Capital, for Steiner, is human ability piled up in the means of production, neither enemy nor master, but a working power that must be guided by competence.

The Nature of Capital in Anthroposophy is Rudolf Steiner's account of capital as organised spirit: the means of production read as crystallised human ability rather than as the natural enemy of labour. In The Social Question as a Question of Consciousness (GA 189, 1919), Steiner argues that capital piles up wherever individual capacities direct production, that this accumulation is a healthy by-product of social life and cannot be abolished without killing the economy, and that the question is therefore not whether capital forms but who guides it. His answer is that capital is rightly steered by ability and that, once it exceeds what a person needs, it should pass out of private hands toward the rights sphere and the free spiritual life. The contemporary application is anthroposophical associative banking, where deposits are guided to enterprises by competence rather than by yield.

In the course of the economic life capital will always be accumulated. If just left there it will simply pile up to an unlimited extent. Capital piled up through the capacities of human individuals cannot be left in the economic sphere, it must be transferred to the sphere of rights. For the moment man acquires more than he needs of what is produced by him alone or in association with his fellows, the moment capital is accumulated, what he possesses is no more a commodity than is human labour. Possession is a right.

Rudolf Steiner, The Social Question as a Question of Consciousness (GA 189, 1919)

Steiner refused the slogan of his day that capital is a scourge to be abolished. Strip capital away, he held, and the social organism stops breathing, because every machine, every factory, every store of means is the deposited work of particular human capacities. The trouble is not that capital exists but that, once it forms, it tends to detach from the ability that made it and to govern through ownership alone. His remedy is unusual: let capital be built, let the one who built it administer it for a time, then let it move on, since a possession is a right and not a commodity, and rights belong to a different sphere than the marketplace.

That principle found an institution in 1974, when the lawyer Wilhelm Ernst Barkhoff and his colleagues founded the GLS Bank in Bochum, the first anthroposophical social bank in Germany. Its name, Gemeinschaftsbank fur Leihen und Schenken, means a community bank for lending and giving, and it treats deposits the way Steiner treated capital: as ability seeking ability.
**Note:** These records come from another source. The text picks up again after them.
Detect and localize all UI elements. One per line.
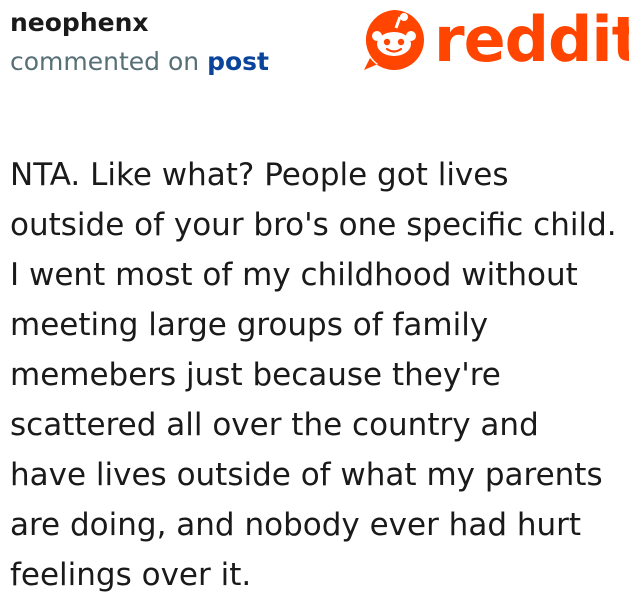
post-link[interactable]: post — [207, 47, 269, 76]
comment-meta: commented on post — [10, 46, 269, 78]
username[interactable]: neophenx — [10, 8, 149, 38]
action-text: commented on — [10, 47, 208, 76]
reddit-wordmark: reddit — [434, 3, 629, 76]
comment-body: NTA. Like what? People got lives outside… — [10, 157, 617, 593]
reddit-alien-icon — [364, 10, 424, 70]
reddit-logo: reddit — [360, 6, 629, 74]
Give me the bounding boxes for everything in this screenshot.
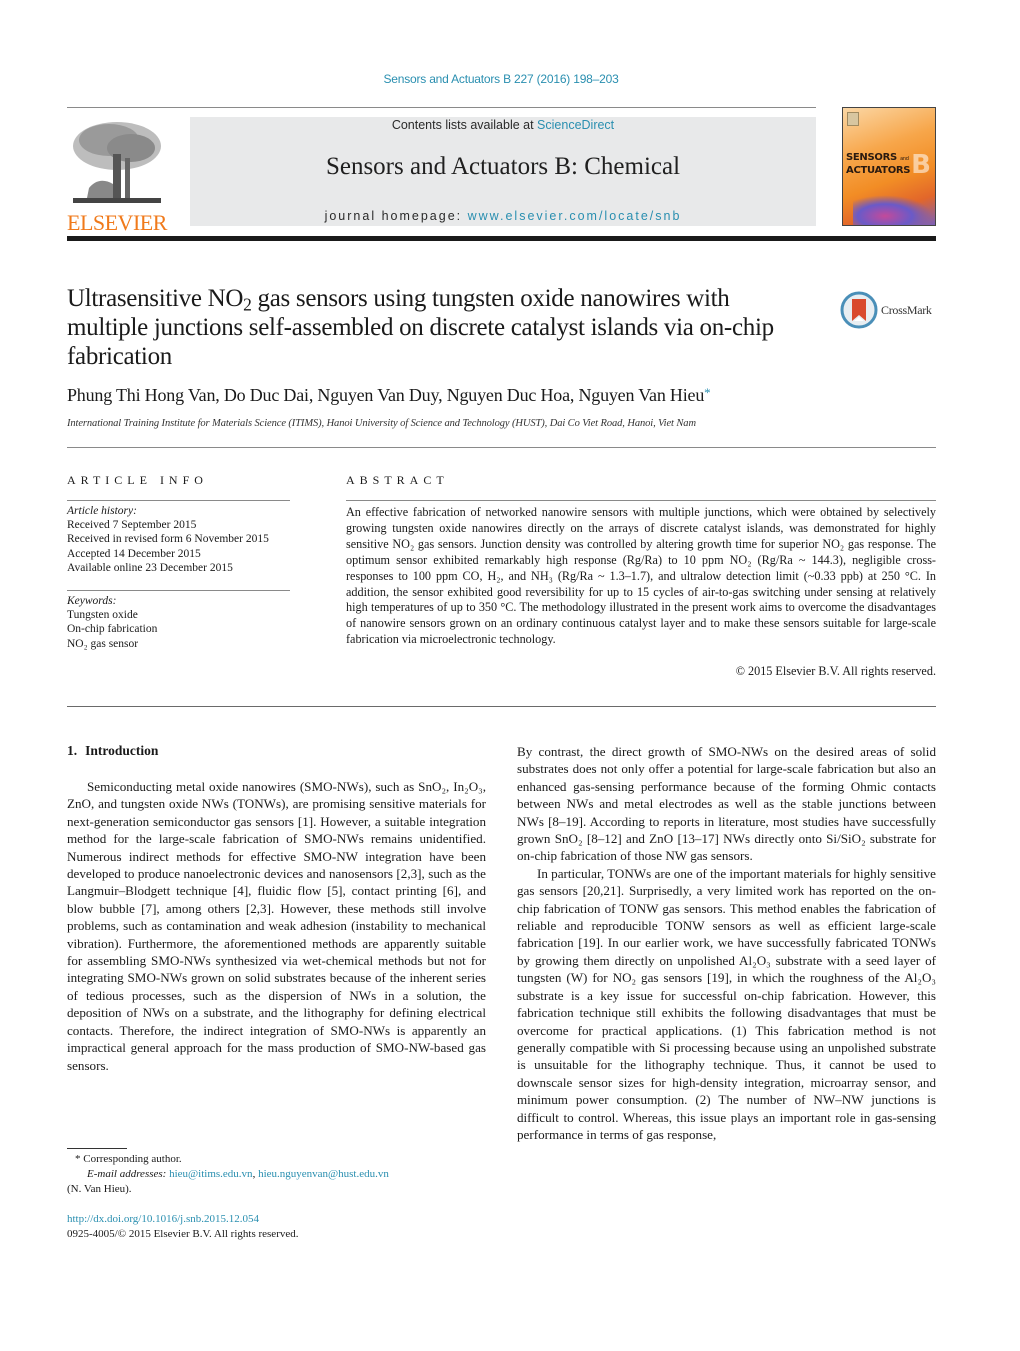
history-received: Received 7 September 2015	[67, 519, 197, 532]
corresponding-author-note: * Corresponding author.	[75, 1153, 182, 1165]
cover-title: SENSORS and ACTUATORS	[846, 152, 911, 176]
cover-logo-icon	[847, 112, 859, 126]
elsevier-tree-icon	[73, 122, 161, 203]
footnotes: * Corresponding author. E-mail addresses…	[67, 1152, 487, 1197]
article-info-heading: ARTICLE INFO	[67, 473, 208, 487]
sciencedirect-link[interactable]: ScienceDirect	[537, 118, 614, 132]
history-revised: Received in revised form 6 November 2015	[67, 533, 269, 546]
doi-link[interactable]: http://dx.doi.org/10.1016/j.snb.2015.12.…	[67, 1213, 259, 1225]
paragraph: Semiconducting metal oxide nanowires (SM…	[67, 779, 486, 1073]
section-number: 1.	[67, 743, 78, 758]
authors-text: Phung Thi Hong Van, Do Duc Dai, Nguyen V…	[67, 385, 705, 405]
history-label: Article history:	[67, 505, 137, 517]
crossmark-button[interactable]: CrossMark	[840, 290, 940, 330]
keywords: Keywords: Tungsten oxide On-chip fabrica…	[67, 594, 157, 651]
history-accepted: Accepted 14 December 2015	[67, 547, 201, 560]
affiliation-divider	[67, 447, 936, 448]
email-owner: (N. Van Hieu).	[67, 1183, 132, 1195]
abstract-copyright: © 2015 Elsevier B.V. All rights reserved…	[735, 664, 936, 678]
footnote-divider	[67, 1148, 127, 1149]
header-divider	[67, 107, 816, 108]
keywords-label: Keywords:	[67, 595, 117, 607]
article-info-divider	[67, 500, 290, 501]
article-history: Article history: Received 7 September 20…	[67, 504, 269, 575]
paragraph: In particular, TONWs are one of the impo…	[517, 865, 936, 1142]
cover-title-line2: ACTUATORS	[846, 165, 911, 176]
cover-title-and: and	[900, 156, 909, 162]
email-label: E-mail addresses:	[87, 1168, 170, 1180]
elsevier-wordmark: ELSEVIER	[67, 210, 167, 235]
crossmark-label: CrossMark	[881, 302, 932, 317]
abstract-heading: ABSTRACT	[346, 473, 449, 487]
keyword-item: On-chip fabrication	[67, 623, 158, 636]
title-part1: Ultrasensitive NO	[67, 285, 244, 312]
contents-prefix: Contents lists available at	[391, 118, 538, 132]
section-title: Introduction	[85, 743, 159, 758]
journal-cover[interactable]: B SENSORS and ACTUATORS	[842, 107, 936, 226]
keyword-item: Tungsten oxide	[67, 609, 138, 622]
journal-banner: Contents lists available at ScienceDirec…	[190, 117, 816, 226]
elsevier-logo[interactable]: ELSEVIER	[67, 118, 167, 235]
doi-block: http://dx.doi.org/10.1016/j.snb.2015.12.…	[67, 1212, 299, 1242]
body-column-right: By contrast, the direct growth of SMO-NW…	[517, 743, 936, 1143]
keyword-item: NO₂ gas sensor	[67, 637, 139, 650]
body-column-left: Semiconducting metal oxide nanowires (SM…	[67, 778, 486, 1074]
article-title: Ultrasensitive NO2 gas sensors using tun…	[67, 284, 807, 371]
cover-letter: B	[911, 150, 931, 180]
journal-citation[interactable]: Sensors and Actuators B 227 (2016) 198–2…	[0, 72, 1002, 86]
homepage-prefix: journal homepage:	[324, 209, 468, 223]
keywords-divider	[67, 590, 290, 591]
title-subscript: 2	[243, 294, 252, 315]
header-thick-rule	[67, 236, 936, 241]
paragraph: By contrast, the direct growth of SMO-NW…	[517, 744, 936, 864]
email-link-1[interactable]: hieu@itims.edu.vn	[169, 1168, 252, 1180]
email-link-2[interactable]: hieu.nguyenvan@hust.edu.vn	[258, 1168, 389, 1180]
cover-title-line1: SENSORS	[846, 152, 897, 163]
journal-name: Sensors and Actuators B: Chemical	[325, 153, 681, 180]
abstract-end-divider	[67, 706, 936, 707]
abstract-text: An effective fabrication of networked na…	[346, 505, 936, 647]
issn-copyright: 0925-4005/© 2015 Elsevier B.V. All right…	[67, 1228, 299, 1240]
affiliation: International Training Institute for Mat…	[67, 418, 696, 429]
journal-homepage: journal homepage: www.elsevier.com/locat…	[190, 209, 816, 223]
crossmark-icon	[840, 291, 878, 329]
homepage-link[interactable]: www.elsevier.com/locate/snb	[468, 209, 682, 223]
corresponding-author-mark[interactable]: *	[704, 385, 711, 400]
section-heading-introduction: 1. Introduction	[67, 743, 158, 759]
cover-artwork	[853, 195, 933, 225]
email-line: E-mail addresses: hieu@itims.edu.vn, hie…	[67, 1167, 487, 1182]
author-list: Phung Thi Hong Van, Do Duc Dai, Nguyen V…	[67, 385, 711, 406]
contents-line: Contents lists available at ScienceDirec…	[190, 118, 816, 132]
abstract-divider	[346, 500, 936, 501]
history-online: Available online 23 December 2015	[67, 561, 233, 574]
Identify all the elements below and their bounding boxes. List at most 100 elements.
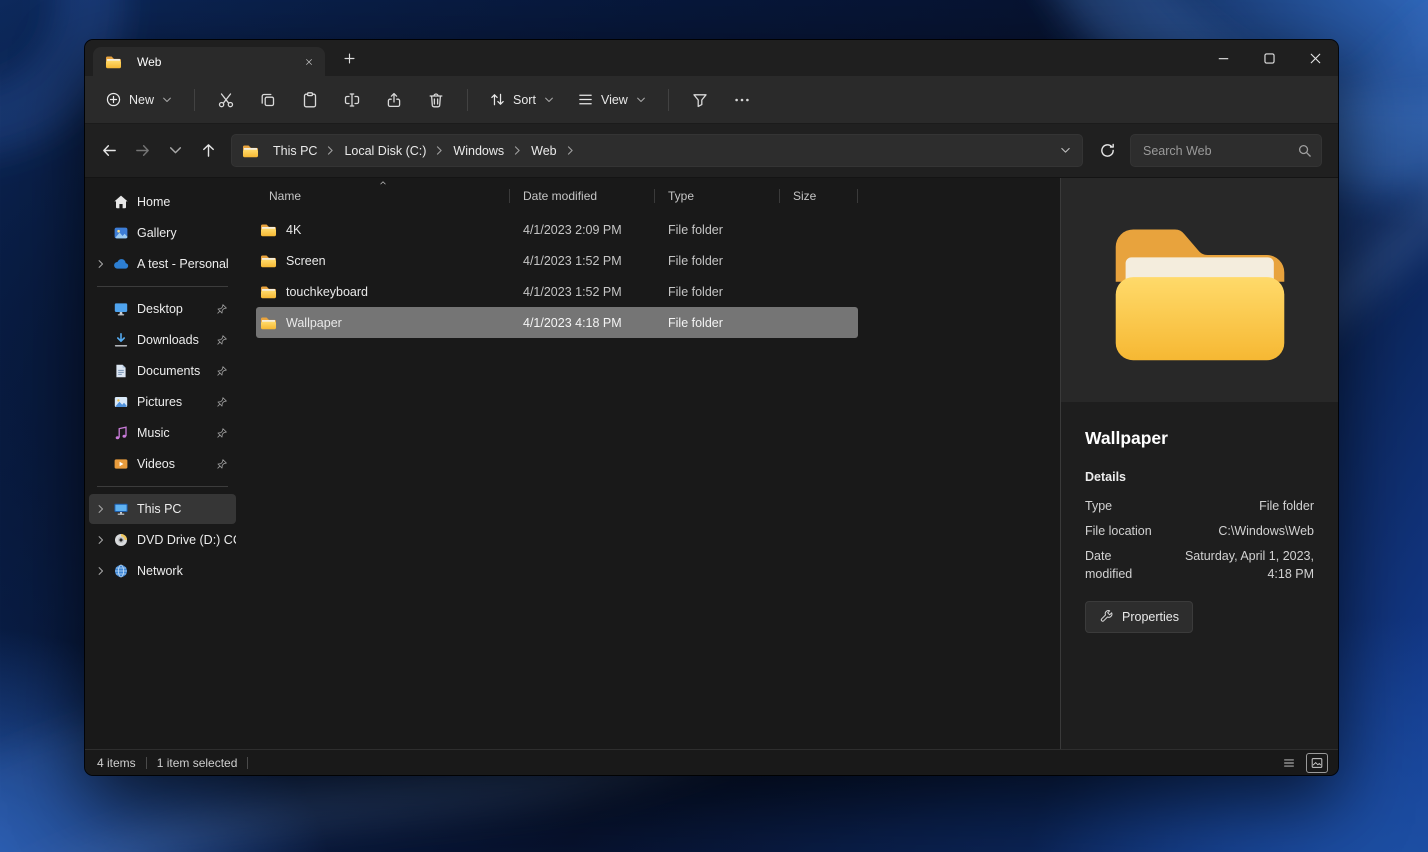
folder-icon: [260, 223, 277, 237]
folder-icon: [260, 316, 277, 330]
detail-field-date-modified: Date modified Saturday, April 1, 2023, 4…: [1085, 547, 1314, 583]
sidebar-item-desktop[interactable]: Desktop: [89, 294, 236, 324]
new-button-label: New: [129, 93, 154, 107]
breadcrumb-windows[interactable]: Windows: [446, 141, 511, 161]
arrow-up-icon: [200, 142, 217, 159]
recent-locations-button[interactable]: [159, 134, 192, 167]
column-header-size[interactable]: Size: [780, 183, 858, 209]
file-row-screen[interactable]: Screen 4/1/2023 1:52 PM File folder: [256, 245, 858, 276]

Savers see which farms, free schools and care homes their money funds; loan officers weigh the competence and intention of the borrower above the return. Capital here is steered by judgement rather than left to compound blindly, which is exactly the transfer of stewardship Steiner described. What an investor practising this does, concretely, is ask not only what a sum will yield but which human capacity it will set free.